Let us consider metric entropy as a measure for a motion pattern that changes with increasing size towards more diversity.
A pattern is used to put individual observations into context. A person with arms, legs, torso and head remains a single person, no matter what posture he or she is in. Each posture corresponds to the observation, e.g. in the form of a photograph. The pattern is the regularity that connects these different photos.
A pattern is inseparably connected with a collection of observation, but not with a temporal sequence. Each observation stands alone. We can mix all the photos of a video. When calculating entropy, the continuous relationship is automatically established by a graph. It is not a condition and certainly not a necessity for pattern recognition.
This becomes clear when you look at entropy in statistical physics, because here it is the same principle.
The temperature of a molecule is proportional to the kinetic energy, which in turn is a measure of the scale with which the possibilities of the molecular state occur, but not which states occur structurally. This sum of states is described by entropy. Thermal energy can be added to an ice cube at 0°C without changing the temperature. Entropy is transferred here until finally the aggregate state of the ice cube tilts and the molecules in the form of liquid have more freedom of movement.
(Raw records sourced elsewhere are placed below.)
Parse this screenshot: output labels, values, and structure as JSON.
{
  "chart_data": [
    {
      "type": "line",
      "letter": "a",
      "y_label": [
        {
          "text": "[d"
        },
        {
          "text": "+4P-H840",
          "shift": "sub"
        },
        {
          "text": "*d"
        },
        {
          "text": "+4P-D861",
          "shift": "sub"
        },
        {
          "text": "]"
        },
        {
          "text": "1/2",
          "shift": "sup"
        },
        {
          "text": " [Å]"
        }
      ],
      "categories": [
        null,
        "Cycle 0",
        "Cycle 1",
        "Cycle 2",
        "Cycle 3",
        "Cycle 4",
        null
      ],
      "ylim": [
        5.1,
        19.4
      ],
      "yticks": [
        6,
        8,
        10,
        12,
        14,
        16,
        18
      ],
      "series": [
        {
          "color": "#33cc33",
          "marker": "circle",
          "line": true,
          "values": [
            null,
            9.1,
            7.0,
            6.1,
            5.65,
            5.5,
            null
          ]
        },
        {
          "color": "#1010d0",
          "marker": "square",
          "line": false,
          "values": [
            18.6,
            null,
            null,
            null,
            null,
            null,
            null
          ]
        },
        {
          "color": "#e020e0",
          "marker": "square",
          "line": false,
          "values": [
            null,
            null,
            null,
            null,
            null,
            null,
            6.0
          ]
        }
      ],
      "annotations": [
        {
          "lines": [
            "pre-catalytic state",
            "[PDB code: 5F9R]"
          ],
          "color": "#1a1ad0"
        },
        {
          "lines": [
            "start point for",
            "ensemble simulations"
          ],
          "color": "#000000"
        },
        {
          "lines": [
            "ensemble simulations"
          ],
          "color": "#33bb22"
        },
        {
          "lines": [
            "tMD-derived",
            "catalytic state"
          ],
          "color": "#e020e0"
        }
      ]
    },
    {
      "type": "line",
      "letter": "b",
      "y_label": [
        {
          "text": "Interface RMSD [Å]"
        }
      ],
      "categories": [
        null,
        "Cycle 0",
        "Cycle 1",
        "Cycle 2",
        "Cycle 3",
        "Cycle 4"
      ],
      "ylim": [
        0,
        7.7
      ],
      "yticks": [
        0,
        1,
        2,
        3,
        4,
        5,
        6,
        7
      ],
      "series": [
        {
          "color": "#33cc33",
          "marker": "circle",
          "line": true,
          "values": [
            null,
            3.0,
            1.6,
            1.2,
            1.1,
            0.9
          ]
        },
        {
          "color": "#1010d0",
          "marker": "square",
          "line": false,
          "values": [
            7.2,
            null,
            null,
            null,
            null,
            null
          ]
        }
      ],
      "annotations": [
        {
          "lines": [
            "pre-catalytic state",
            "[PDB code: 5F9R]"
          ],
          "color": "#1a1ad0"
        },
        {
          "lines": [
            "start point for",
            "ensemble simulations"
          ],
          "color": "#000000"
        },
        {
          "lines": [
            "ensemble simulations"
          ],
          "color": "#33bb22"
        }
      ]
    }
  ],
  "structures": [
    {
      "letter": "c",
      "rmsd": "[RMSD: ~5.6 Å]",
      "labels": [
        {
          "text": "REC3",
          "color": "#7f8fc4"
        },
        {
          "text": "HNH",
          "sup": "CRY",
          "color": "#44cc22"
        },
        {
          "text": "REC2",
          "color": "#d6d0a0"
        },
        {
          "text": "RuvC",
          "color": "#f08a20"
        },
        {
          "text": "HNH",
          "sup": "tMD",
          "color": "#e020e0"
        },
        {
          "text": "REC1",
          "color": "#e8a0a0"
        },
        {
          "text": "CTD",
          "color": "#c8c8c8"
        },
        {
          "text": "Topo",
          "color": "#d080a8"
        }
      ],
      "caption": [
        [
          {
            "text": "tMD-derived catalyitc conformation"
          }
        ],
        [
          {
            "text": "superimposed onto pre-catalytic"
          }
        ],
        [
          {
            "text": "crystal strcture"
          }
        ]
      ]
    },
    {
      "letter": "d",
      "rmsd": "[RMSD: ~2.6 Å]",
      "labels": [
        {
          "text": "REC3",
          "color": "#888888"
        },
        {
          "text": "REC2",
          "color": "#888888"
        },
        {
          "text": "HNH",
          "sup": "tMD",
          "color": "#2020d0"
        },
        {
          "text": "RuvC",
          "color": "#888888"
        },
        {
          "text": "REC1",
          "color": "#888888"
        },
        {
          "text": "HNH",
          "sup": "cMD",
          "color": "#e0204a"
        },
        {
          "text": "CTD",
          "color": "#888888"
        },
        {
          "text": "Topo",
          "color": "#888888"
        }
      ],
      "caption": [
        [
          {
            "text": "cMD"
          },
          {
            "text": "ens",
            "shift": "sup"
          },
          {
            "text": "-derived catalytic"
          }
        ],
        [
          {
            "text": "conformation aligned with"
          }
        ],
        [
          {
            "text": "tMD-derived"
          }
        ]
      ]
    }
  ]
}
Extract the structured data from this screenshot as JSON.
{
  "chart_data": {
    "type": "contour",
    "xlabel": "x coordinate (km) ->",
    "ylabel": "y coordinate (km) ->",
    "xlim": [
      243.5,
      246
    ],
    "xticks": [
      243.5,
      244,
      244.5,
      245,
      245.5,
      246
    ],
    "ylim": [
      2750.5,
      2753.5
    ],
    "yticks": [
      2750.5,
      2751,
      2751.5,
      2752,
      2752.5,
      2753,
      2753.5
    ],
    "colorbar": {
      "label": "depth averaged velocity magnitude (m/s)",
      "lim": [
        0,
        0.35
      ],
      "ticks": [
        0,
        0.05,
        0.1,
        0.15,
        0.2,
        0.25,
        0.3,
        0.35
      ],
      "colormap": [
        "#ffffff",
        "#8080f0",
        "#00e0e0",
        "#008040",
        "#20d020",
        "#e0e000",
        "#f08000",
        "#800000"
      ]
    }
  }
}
Only after these new, structural possibilities have been created does the temperature or kinetic energy continue to rise.
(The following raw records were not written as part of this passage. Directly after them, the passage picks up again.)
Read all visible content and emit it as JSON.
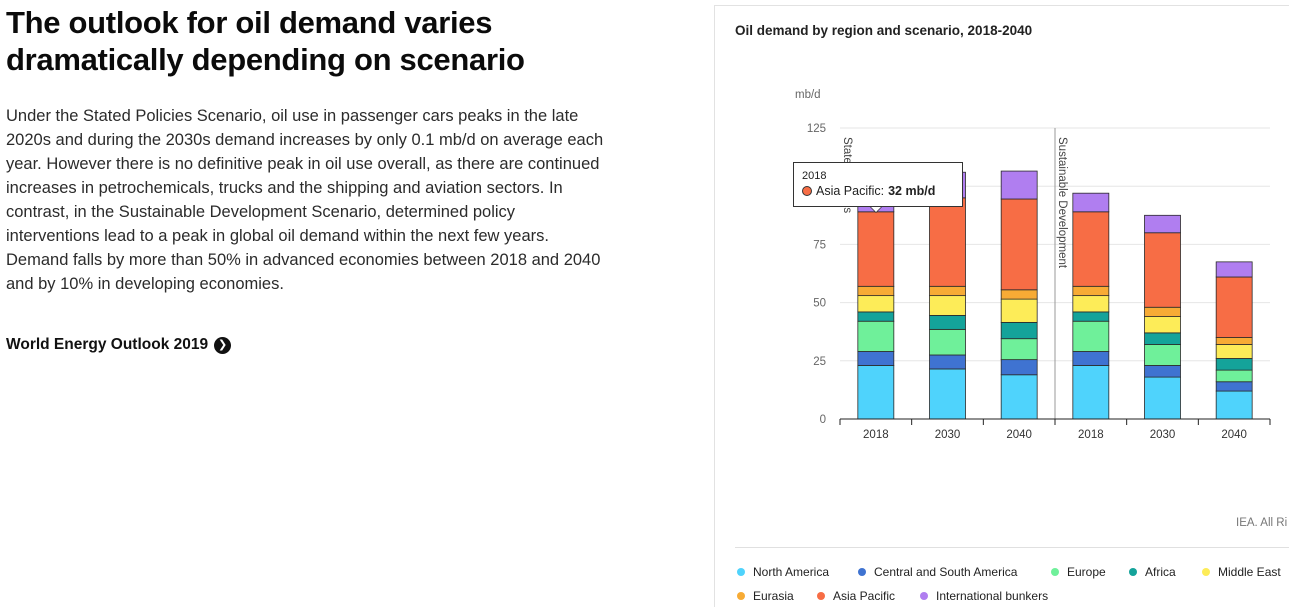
{
  "article": {
    "headline": "The outlook for oil demand varies dramatically depending on scenario",
    "body": "Under the Stated Policies Scenario, oil use in passenger cars peaks in the late 2020s and during the 2030s demand increases by only 0.1 mb/d on average each year. However there is no definitive peak in oil use overall, as there are continued increases in petrochemicals, trucks and the shipping and aviation sectors. In contrast, in the Sustainable Development Scenario, determined policy interventions lead to a peak in global oil demand within the next few years. Demand falls by more than 50% in advanced economies between 2018 and 2040 and by 10% in developing economies.",
    "link_label": "World Energy Outlook 2019",
    "link_icon": "chevron-right-icon"
  },
  "chart_data": {
    "type": "bar",
    "stacked": true,
    "title": "Oil demand by region and scenario, 2018-2040",
    "ylabel": "mb/d",
    "ylim": [
      0,
      125
    ],
    "yticks": [
      0,
      25,
      50,
      75,
      100,
      125
    ],
    "groups": [
      {
        "name": "Stated Policies",
        "categories": [
          "2018",
          "2030",
          "2040"
        ]
      },
      {
        "name": "Sustainable Development",
        "categories": [
          "2018",
          "2030",
          "2040"
        ]
      }
    ],
    "categories": [
      "2018",
      "2030",
      "2040",
      "2018",
      "2030",
      "2040"
    ],
    "series": [
      {
        "name": "North America",
        "color": "#4fd3fc",
        "values": [
          23,
          21.5,
          19,
          23,
          18,
          12
        ]
      },
      {
        "name": "Central and South America",
        "color": "#3f73d1",
        "values": [
          6,
          6,
          6.5,
          6,
          5,
          4
        ]
      },
      {
        "name": "Europe",
        "color": "#6ff09a",
        "values": [
          13,
          11,
          9,
          13,
          9,
          5
        ]
      },
      {
        "name": "Africa",
        "color": "#14a39a",
        "values": [
          4,
          6,
          7,
          4,
          5,
          5
        ]
      },
      {
        "name": "Middle East",
        "color": "#fdec58",
        "values": [
          7,
          8.5,
          10,
          7,
          7,
          6
        ]
      },
      {
        "name": "Eurasia",
        "color": "#f7ab35",
        "values": [
          4,
          4,
          4,
          4,
          4,
          3
        ]
      },
      {
        "name": "Asia Pacific",
        "color": "#f76d45",
        "values": [
          32,
          38,
          39,
          32,
          32,
          26
        ]
      },
      {
        "name": "International bunkers",
        "color": "#b07ef0",
        "values": [
          8,
          11,
          12,
          8,
          7.5,
          6.5
        ]
      }
    ],
    "tooltip": {
      "year": "2018",
      "series": "Asia Pacific",
      "label": "Asia Pacific:",
      "value": "32 mb/d"
    },
    "credit": "IEA. All Ri"
  }
}
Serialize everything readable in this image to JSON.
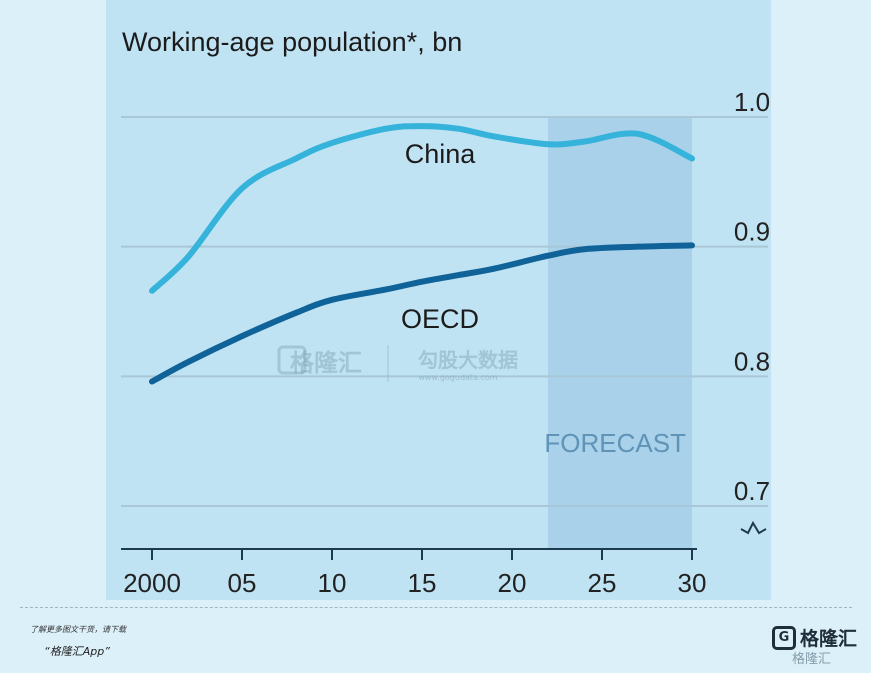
{
  "chart_data": {
    "type": "line",
    "title": "Working-age population*, bn",
    "x": [
      2000,
      2002,
      2005,
      2008,
      2010,
      2013,
      2015,
      2017,
      2019,
      2022,
      2024,
      2027,
      2030
    ],
    "xticks": [
      "2000",
      "05",
      "10",
      "15",
      "20",
      "25",
      "30"
    ],
    "xtick_values": [
      2000,
      2005,
      2010,
      2015,
      2020,
      2025,
      2030
    ],
    "xlim": [
      2000,
      2030
    ],
    "yticks": [
      "0.7",
      "0.8",
      "0.9",
      "1.0"
    ],
    "ytick_values": [
      0.7,
      0.8,
      0.9,
      1.0
    ],
    "ylim": [
      0.69,
      1.0
    ],
    "y_axis_break": true,
    "grid": true,
    "forecast": {
      "label": "FORECAST",
      "from": 2022,
      "to": 2030
    },
    "series": [
      {
        "name": "China",
        "color": "#35b3da",
        "values": [
          0.866,
          0.892,
          0.945,
          0.968,
          0.98,
          0.991,
          0.993,
          0.991,
          0.985,
          0.979,
          0.981,
          0.987,
          0.968
        ]
      },
      {
        "name": "OECD",
        "color": "#0f6399",
        "values": [
          0.796,
          0.811,
          0.831,
          0.849,
          0.859,
          0.867,
          0.873,
          0.878,
          0.883,
          0.893,
          0.898,
          0.9,
          0.901
        ]
      }
    ]
  },
  "watermark": {
    "brand": "格隆汇",
    "subtitle": "勾股大数据",
    "url": "www.gogudata.com"
  },
  "footer": {
    "note": "了解更多图文干货，请下载",
    "app": "“格隆汇App”",
    "brand_badge": "G",
    "brand_name": "格隆汇",
    "brand_sub": "格隆汇"
  },
  "colors": {
    "page": "#dcf0f9",
    "plot": "#c0e3f3",
    "forecast": "#a9d1e9",
    "grid": "#a9c7d6"
  }
}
Instead of investigating whether and when a pattern is traversed by the trajectory (e.g. a complex vibration in space), one assigns a probability of being observed to each pattern. A sine is therefore not observed as a continuous function, but as a loose collection of individual values. It does not matter in which phase the sine is currently located.
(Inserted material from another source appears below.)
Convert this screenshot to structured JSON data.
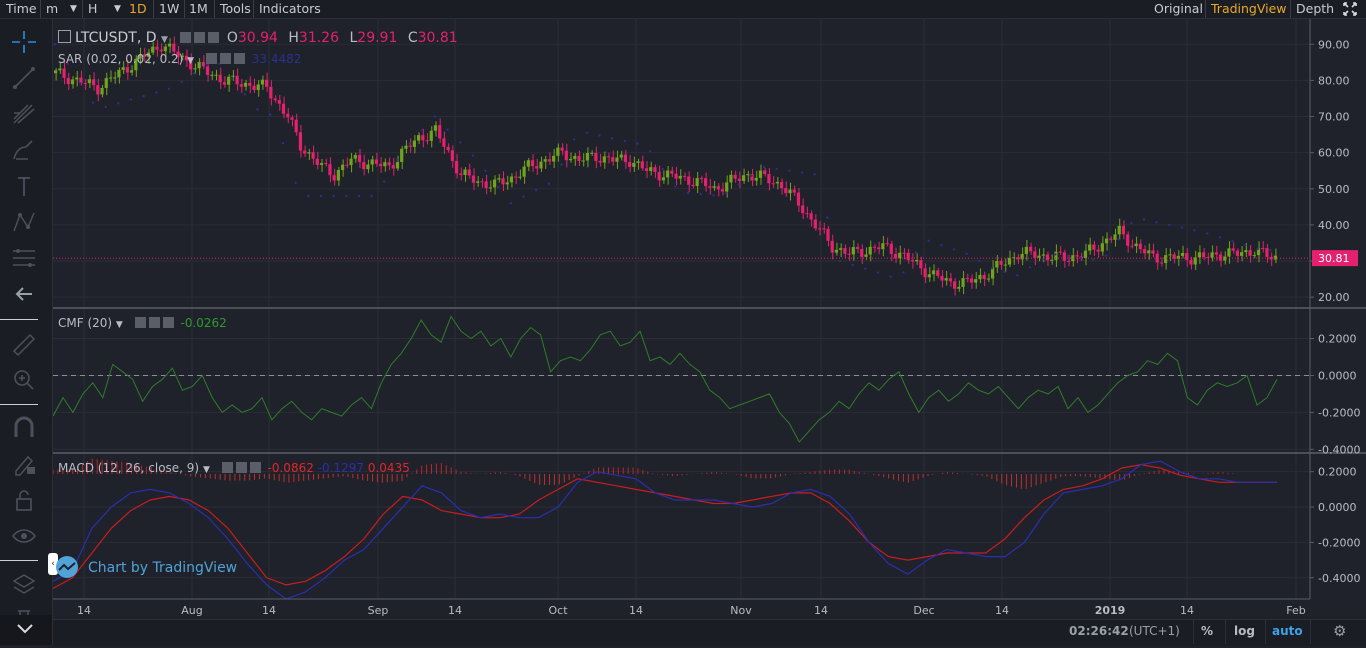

Entropy is a measure of the number of possible observations and thus a measure of the pattern itself. The metric or differential entropy is related to the intrinsic dimension. More precisely, entropy is the logarithm of the length of a trajectory through data space. However, since we do not assume exactly such a trajectory, a conversion is not possible in principle and entropy is the much more general measure.
The following animation shows for different example data sets the calculated metric (or differential) entropy for a geometric data set.
The entropy increases with increasing line of freedom or possible whereabouts or the variety of observations.
Entropy is an extrinsic quantity and is therefore dependent on the scaling of the data. Thus, changes in scaling have a direct effect on the entropy. To compare two data spaces based on metric entropy, the data spaces should therefore be normalized. Another special feature is that the smallest differential entropy does not go towards zero but towards minus infinity, so the entropy can take on negative values.
Let’s compare the entropy of the MNIST record. The digit 1 has by far the smallest entropy, followed by the 7th digit. The other digits have a comparable entropy.
So how can this knowledge be applied in practice?
Simply put, you don’t want your production process to seemingly spontaneously change its state of aggregation.
Although a process appears to be the same macroscopically (like the temperature of the ice cube), it is very likely that there is already a continuous increase in entropy that will cause the system to spontaneously collapse at some point. That the entropy increases continuously is not only a theoretical possibility. Assume that this increase always occurs in practice. A system such as an automated plant, which stands without external influence, always develops to a state of highest entropy. A scattering always develops in the direction of normal distribution, since this is the state with the highest entropy of all distributions (at least the unlimited ones). Such a process is finally in balance. In other words, it is stable.
However, a production machine is not closed off from the environment, so that the entropy and thus the equilibrium is constantly influenced from the outside and a new equilibrium with higher entropy is always established. This means greater scattering. If you readjust the process, you remove entropy from the system again.
The inevitable increase in entropy is the reason why machines need to be regularly maintained and readjusted, because your machine will become a better process by itself, is possible but about as likely as a stone suddenly floating upwards due to local pressure differences in the air.
The entropy of the data room can be ideally used for analysis, verification and monitoring of process capability. An increase in entropy can be determined and monitored by the continuous evaluation of observations using sensors, this concept can be used to achieve a completely new level for condition monitoring or a predictive maintenance application. Furthermore, metric entropy is a crucial building block for the creation of an autonomous process, since the calculation works for any data type and process and is an ideal target for automated optimization.